When Podemos fought in the December 2015 election as a single party, it won 69 of the Deputies. The interesting thing is that a recent poll by the company JM&A found that, if current levels of support hold steady, Unidos Podemos will win 88 seats. Not only is this a massive improvement on December, but it would put Unidos Podemos as the second largest party as the same poll estimated that PSOE would win 73 seats, thus making PSOE the junior partner in any left-of-centre coalition.
The other interesting part of this poll was that it predicted that the other insurgent new party, the Ciudadanos, would gain more ground on the Popular Party. This poll puts the Ciudadanos on 52 seats, with the PP down to 112 seats. If this turns out to be true then Rajoy will be in an even worse negotiating position and will definitely lack the ability to form a government. The Ciudadanos are unlikely to go into coalition with Unidos Podemos so unless the Popular Party can pick up more potential seats and form a majority, the most likely scenario will be a left-of-centre coalition of some kind.

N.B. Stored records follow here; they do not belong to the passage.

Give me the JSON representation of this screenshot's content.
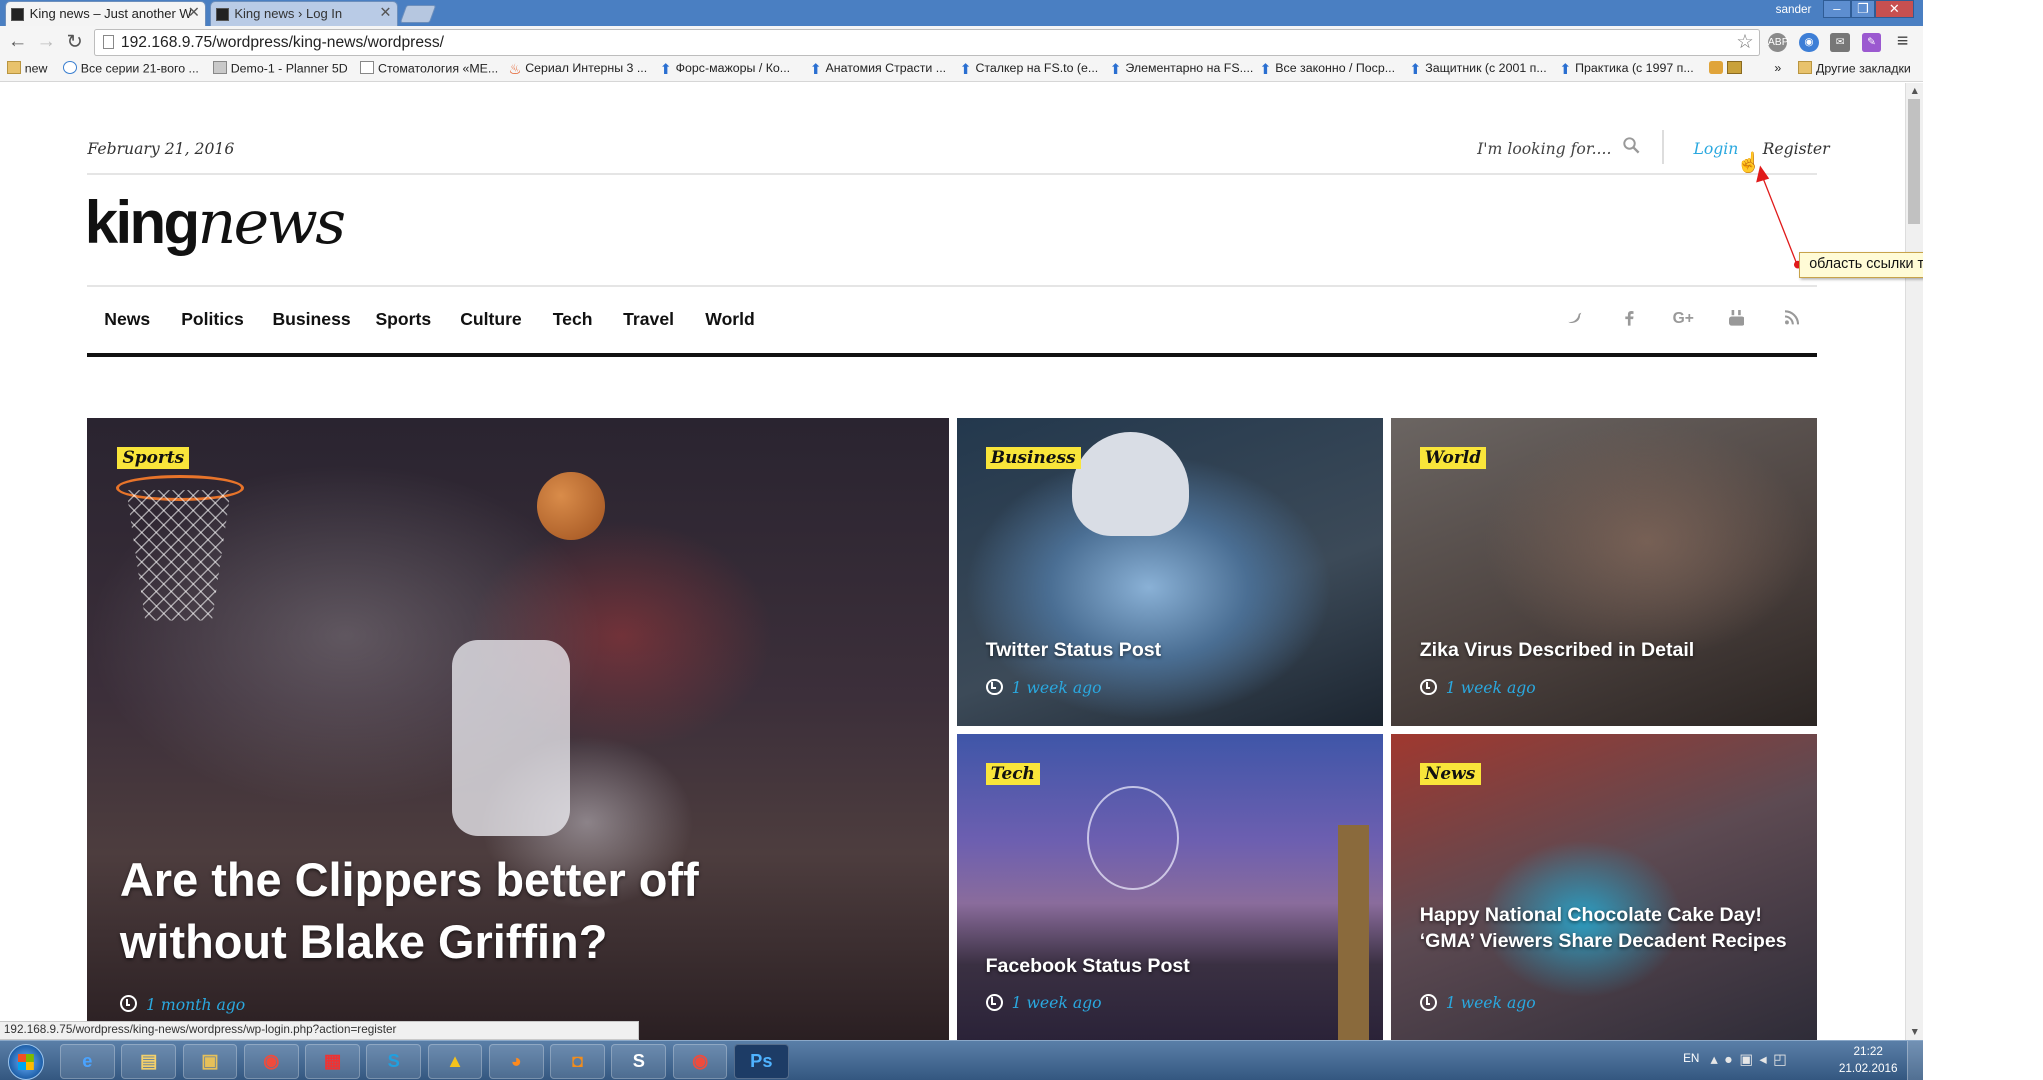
{
  "browser": {
    "tabs": [
      {
        "label": "King news – Just another W",
        "active": true
      },
      {
        "label": "King news › Log In",
        "active": false
      }
    ],
    "user": "sander",
    "url": "192.168.9.75/wordpress/king-news/wordpress/",
    "status_url": "192.168.9.75/wordpress/king-news/wordpress/wp-login.php?action=register"
  },
  "bookmarks": [
    {
      "label": "new",
      "icon": "folder-icon"
    },
    {
      "label": "Все серии 21-вого ...",
      "icon": "spinner-icon"
    },
    {
      "label": "Demo-1 - Planner 5D",
      "icon": "page-icon"
    },
    {
      "label": "Стоматология «МЕ...",
      "icon": "page-icon"
    },
    {
      "label": "Сериал Интерны 3 ...",
      "icon": "flame-icon"
    },
    {
      "label": "Форс-мажоры / Ко...",
      "icon": "arrow-up-icon"
    },
    {
      "label": "Анатомия Страсти ...",
      "icon": "arrow-up-icon"
    },
    {
      "label": "Сталкер на FS.to (е...",
      "icon": "arrow-up-icon"
    },
    {
      "label": "Элементарно на FS....",
      "icon": "arrow-up-icon"
    },
    {
      "label": "Все законно / Поср...",
      "icon": "arrow-up-icon"
    },
    {
      "label": "Защитник (с 2001 п...",
      "icon": "arrow-up-icon"
    },
    {
      "label": "Практика (с 1997 п...",
      "icon": "arrow-up-icon"
    },
    {
      "label": "»",
      "icon": ""
    },
    {
      "label": "Другие закладки",
      "icon": "folder-icon"
    }
  ],
  "site": {
    "date": "February 21, 2016",
    "search_placeholder": "I'm looking for....",
    "login": "Login",
    "register": "Register",
    "logo_part1": "king",
    "logo_part2": "news",
    "nav": [
      "News",
      "Politics",
      "Business",
      "Sports",
      "Culture",
      "Tech",
      "Travel",
      "World"
    ],
    "social": [
      "twitter-icon",
      "facebook-icon",
      "google-plus-icon",
      "youtube-icon",
      "rss-icon"
    ]
  },
  "cards": {
    "main": {
      "category": "Sports",
      "title": "Are the Clippers better off without Blake Griffin?",
      "time": "1 month ago"
    },
    "twitter": {
      "category": "Business",
      "title": "Twitter Status Post",
      "time": "1 week ago"
    },
    "world": {
      "category": "World",
      "title": "Zika Virus Described in Detail",
      "time": "1 week ago"
    },
    "tech": {
      "category": "Tech",
      "title": "Facebook Status Post",
      "time": "1 week ago"
    },
    "news": {
      "category": "News",
      "title": "Happy National Chocolate Cake Day! ‘GMA’ Viewers Share Decadent Recipes",
      "time": "1 week ago"
    }
  },
  "annotation": {
    "tooltip": "область ссылки только текст"
  },
  "taskbar": {
    "lang": "EN",
    "time": "21:22",
    "date": "21.02.2016"
  },
  "colors": {
    "accent": "#2aa8df",
    "category_badge": "#f9e53a",
    "annotation_arrow": "#e01a1a"
  }
}
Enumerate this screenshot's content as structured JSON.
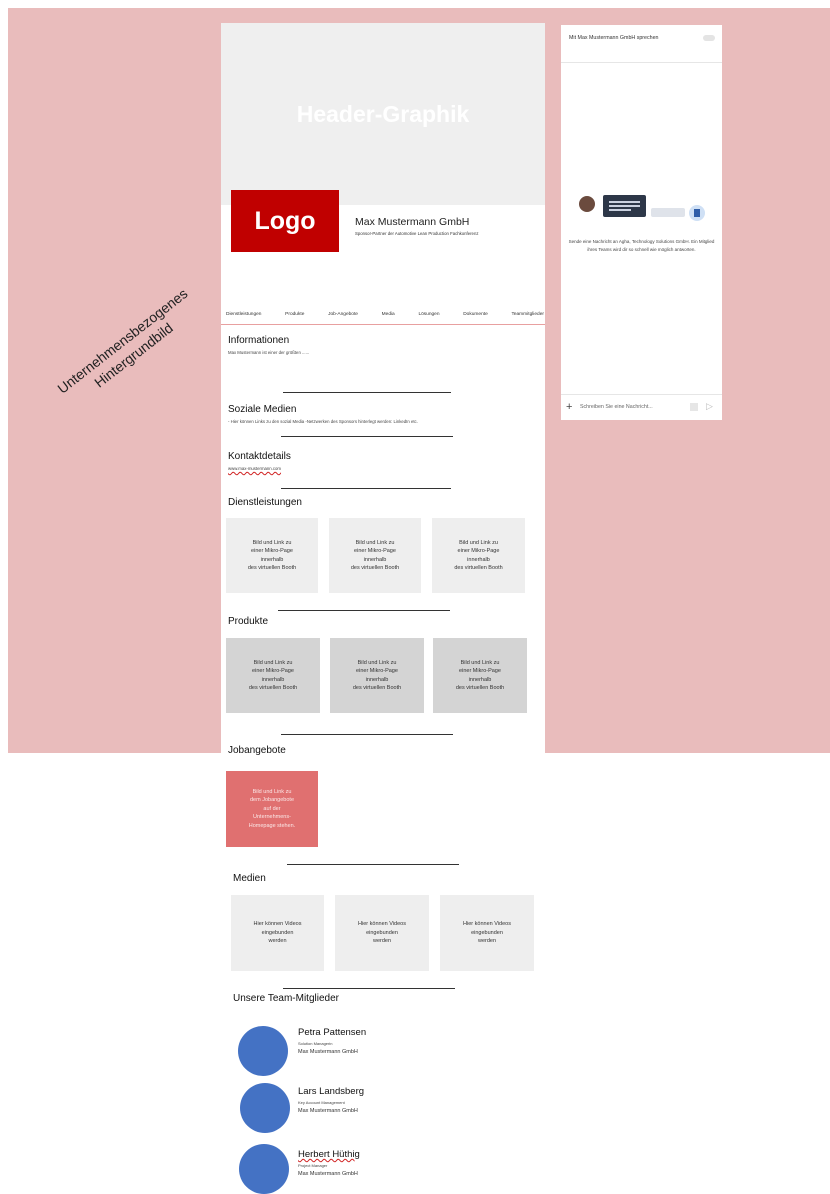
{
  "background": {
    "label_line1": "Unternehmensbezogenes",
    "label_line2": "Hintergrundbild",
    "color": "#e9bcbc"
  },
  "header": {
    "graphic_label": "Header-Graphik",
    "logo_label": "Logo",
    "company_name": "Max Mustermann GmbH",
    "company_subtitle": "Sponsor-Partner der Automotive Lean Production Fachkonferenz"
  },
  "tabs": [
    "Dienstleistungen",
    "Produkte",
    "Job-Angebote",
    "Media",
    "Lösungen",
    "Dokumente",
    "Teammitglieder"
  ],
  "sections": {
    "informationen": {
      "title": "Informationen",
      "text": "Max Mustermann ist einer der größten ......"
    },
    "soziale_medien": {
      "title": "Soziale Medien",
      "text": "- Hier können Links zu den sozial Media -Netzwerken des Sponsors hinterlegt werden: LinkedIn etc."
    },
    "kontaktdetails": {
      "title": "Kontaktdetails",
      "text": "www.max-mustermann.com"
    },
    "dienstleistungen": {
      "title": "Dienstleistungen",
      "cards": [
        [
          "Bild und Link zu",
          "einer Mikro-Page",
          "innerhalb",
          "des virtuellen Booth"
        ],
        [
          "Bild und Link zu",
          "einer Mikro-Page",
          "innerhalb",
          "des virtuellen Booth"
        ],
        [
          "Bild und Link zu",
          "einer Mikro-Page",
          "innerhalb",
          "des virtuellen Booth"
        ]
      ]
    },
    "produkte": {
      "title": "Produkte",
      "cards": [
        [
          "Bild und Link zu",
          "einer Mikro-Page",
          "innerhalb",
          "des virtuellen Booth"
        ],
        [
          "Bild und Link zu",
          "einer Mikro-Page",
          "innerhalb",
          "des virtuellen Booth"
        ],
        [
          "Bild und Link zu",
          "einer Mikro-Page",
          "innerhalb",
          "des virtuellen Booth"
        ]
      ]
    },
    "jobangebote": {
      "title": "Jobangebote",
      "card": [
        "Bild und Link zu",
        "dem Jobangebote",
        "auf der",
        "Unternehmens-",
        "Homepage stehen."
      ]
    },
    "medien": {
      "title": "Medien",
      "cards": [
        [
          "Hier können Videos",
          "eingebunden",
          "werden"
        ],
        [
          "Hier können Videos",
          "eingebunden",
          "werden"
        ],
        [
          "Hier können Videos",
          "eingebunden",
          "werden"
        ]
      ]
    },
    "team": {
      "title": "Unsere Team-Mitglieder",
      "members": [
        {
          "name": "Petra Pattensen",
          "role": "Solution Managerin",
          "company": "Max Mustermann GmbH"
        },
        {
          "name": "Lars Landsberg",
          "role": "Key Account Management",
          "company": "Max Mustermann GmbH"
        },
        {
          "name": "Herbert Hüthig",
          "role": "Project Manager",
          "company": "Max Mustermann GmbH"
        }
      ]
    }
  },
  "chat": {
    "title": "Mit Max Mustermann GmbH sprechen",
    "description": "Sende eine Nachricht an Agha, Technology Solutions GmbH. Ein Mitglied ihres Teams wird dir so schnell wie möglich antworten.",
    "input_placeholder": "Schreiben Sie eine Nachricht..."
  }
}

unidos podemos agreement abc.es
The alliance between Podemos and Izquierda Unida is announced. How exciting. (ABC España)
If Unidos Podemos are able to come to power Spain has to potential to be transformed. In economics the party has decried the austerity of the Rajoy government and will seek to renegotiate the debt the country has incurred with its creditors, introduce controls for lobbyists, and institute more punitive measures against tax avoidance. On the environment the alliance wishes to reduce Spain’s reliance on fossil fuels, stimulate local food production, and begin a campaign to increase the usage of public transport instead of driving. On constitutional issues the alliance wants to amend some of Spain’s trade deals in order to prevent outsourcing and promote referenda on major changes such as one on Catalan secession.
Obviously all of these policies would not be implemented, as they would be in a coalition government, however I do not personally see how a centre-left party like PSOE could argue against much of what Unidos Podemos is proposing. It is important that activists make this case, because if there is a situation where Pablo Iglesias is the next Spanish Prime Minister, he will need a strong grassroots movement behind him.
This is the essence of what should be learned by other left-wing parties around the world. As well as having the right agenda to transform a society, parties must remake themselves. People are no longer willing to be members of political parties that demand absolute loyalty from its membership; electoral coalitions of like-minded people need to be formed and these coalitions must stand for election. In addition these coalitions need to have a grassroots movement behind them with energised activists getting the message out and bringing out the vote on election day.
Without such movements the existing party structures will resist a more radical agenda, and situations will develop, as they have done in Britain with the Labour Party, where the insurgent leadership is hamstrung by less radical elements within the party. The grassroots movement therefore has three purposes: to remake the party in its ideological image; spread the word about the party’s platform; and to bring out the vote on election day.